{Reference Type}: Journal Article
{Title}: Per-cell histone acetylation is associated with terminal differentiation in human T cells.
{Author}: Yang C;Li Y;Hu Y;Li Q;Lan Y;Li Y;
{Journal}: Clin Epigenetics
{Volume}: 16
{Issue}: 1
{Year}: 2024 02 6
{Factor}: 7.259
{DOI}: 10.1186/s13148-024-01634-w
{Abstract}: Epigenetic remodeling at effector gene loci has been reported to be critical in regulating T cell differentiation and function. However, efforts to investigate underlying epigenetic mechanisms that control T cell behaviors have been largely hindered by very limited experimental tools, especially in humans.

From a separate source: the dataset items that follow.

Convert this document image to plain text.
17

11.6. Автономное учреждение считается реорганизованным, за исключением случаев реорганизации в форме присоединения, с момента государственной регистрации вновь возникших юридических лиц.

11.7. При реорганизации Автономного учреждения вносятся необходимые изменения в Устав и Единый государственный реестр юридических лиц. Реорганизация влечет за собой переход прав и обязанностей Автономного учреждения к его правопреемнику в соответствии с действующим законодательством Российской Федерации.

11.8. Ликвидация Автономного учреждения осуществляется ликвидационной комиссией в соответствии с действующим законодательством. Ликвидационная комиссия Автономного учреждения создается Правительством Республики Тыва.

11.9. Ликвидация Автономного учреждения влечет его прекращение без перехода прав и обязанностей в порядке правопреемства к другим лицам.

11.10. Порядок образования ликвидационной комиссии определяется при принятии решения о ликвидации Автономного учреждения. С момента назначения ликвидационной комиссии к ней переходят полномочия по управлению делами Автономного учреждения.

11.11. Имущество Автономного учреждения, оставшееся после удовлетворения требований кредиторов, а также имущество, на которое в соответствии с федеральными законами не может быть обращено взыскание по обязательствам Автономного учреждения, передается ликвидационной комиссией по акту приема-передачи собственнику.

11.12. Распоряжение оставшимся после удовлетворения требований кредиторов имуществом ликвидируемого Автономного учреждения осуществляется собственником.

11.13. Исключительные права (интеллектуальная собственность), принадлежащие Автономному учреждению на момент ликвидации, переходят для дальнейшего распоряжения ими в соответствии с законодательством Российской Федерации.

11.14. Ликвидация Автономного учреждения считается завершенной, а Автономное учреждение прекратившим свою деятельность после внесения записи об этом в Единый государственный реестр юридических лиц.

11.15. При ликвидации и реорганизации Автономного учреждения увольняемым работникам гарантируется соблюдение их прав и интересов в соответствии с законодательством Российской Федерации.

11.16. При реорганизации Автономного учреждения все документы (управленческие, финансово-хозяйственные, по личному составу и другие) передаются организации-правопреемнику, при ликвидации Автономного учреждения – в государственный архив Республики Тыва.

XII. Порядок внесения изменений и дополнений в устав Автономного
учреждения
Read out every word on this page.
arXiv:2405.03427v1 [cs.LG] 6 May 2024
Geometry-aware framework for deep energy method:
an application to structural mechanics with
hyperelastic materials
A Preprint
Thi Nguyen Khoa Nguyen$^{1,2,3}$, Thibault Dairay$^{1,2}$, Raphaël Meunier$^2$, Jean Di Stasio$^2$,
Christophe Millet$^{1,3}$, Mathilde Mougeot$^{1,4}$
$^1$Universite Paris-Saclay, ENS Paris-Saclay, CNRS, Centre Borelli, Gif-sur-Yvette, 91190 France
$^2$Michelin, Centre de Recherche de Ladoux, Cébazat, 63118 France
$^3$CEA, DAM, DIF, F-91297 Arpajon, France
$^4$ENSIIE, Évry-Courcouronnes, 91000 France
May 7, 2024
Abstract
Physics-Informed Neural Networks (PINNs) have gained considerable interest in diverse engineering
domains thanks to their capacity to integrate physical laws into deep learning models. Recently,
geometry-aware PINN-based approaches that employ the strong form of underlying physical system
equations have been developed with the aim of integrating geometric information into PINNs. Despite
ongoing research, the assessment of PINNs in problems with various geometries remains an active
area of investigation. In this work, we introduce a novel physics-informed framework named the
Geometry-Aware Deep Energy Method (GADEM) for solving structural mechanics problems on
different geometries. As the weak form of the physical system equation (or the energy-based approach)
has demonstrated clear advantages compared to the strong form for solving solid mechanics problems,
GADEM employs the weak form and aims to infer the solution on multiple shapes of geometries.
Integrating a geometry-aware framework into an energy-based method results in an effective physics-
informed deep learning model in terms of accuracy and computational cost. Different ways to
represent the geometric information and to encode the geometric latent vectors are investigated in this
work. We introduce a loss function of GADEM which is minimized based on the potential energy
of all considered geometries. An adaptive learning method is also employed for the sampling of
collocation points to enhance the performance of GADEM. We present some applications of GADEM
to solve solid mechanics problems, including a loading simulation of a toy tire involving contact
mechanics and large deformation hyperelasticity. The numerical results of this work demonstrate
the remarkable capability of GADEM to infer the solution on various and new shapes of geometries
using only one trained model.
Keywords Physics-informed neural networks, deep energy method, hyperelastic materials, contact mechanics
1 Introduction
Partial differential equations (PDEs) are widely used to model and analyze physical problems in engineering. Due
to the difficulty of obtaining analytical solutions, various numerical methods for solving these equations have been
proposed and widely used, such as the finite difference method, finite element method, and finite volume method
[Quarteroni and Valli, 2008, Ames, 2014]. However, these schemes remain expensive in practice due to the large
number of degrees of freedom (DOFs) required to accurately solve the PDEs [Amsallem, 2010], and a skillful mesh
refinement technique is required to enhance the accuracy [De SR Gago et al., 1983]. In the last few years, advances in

In this study, we employed a flow cytometric assay to analyze histone acetylation at single-cell level in human T cells. The data showed that histone acetylation was increased during T cell activation. Among T cell subsets, terminally differentiated effector memory T (TEMRA) cells robustly producing effector cytokines were hyper-acetylated. Conversely, these TEMRA cells had lower expression levels of TCF-1, a key transcription factor for maintaining stem cell features. Pharmaceutical inhibition of histone acetylation using a small molecule C646 restrained the production of effector molecules, but retained stem cell-like properties in T cells after expansion.
Per-cell histone acetylation is associated with terminal differentiation and poor stemness in human T cells. These observations suggest a new approach to enhance the stem cell-like properties of T cells and improve the efficacy of immunotherapy.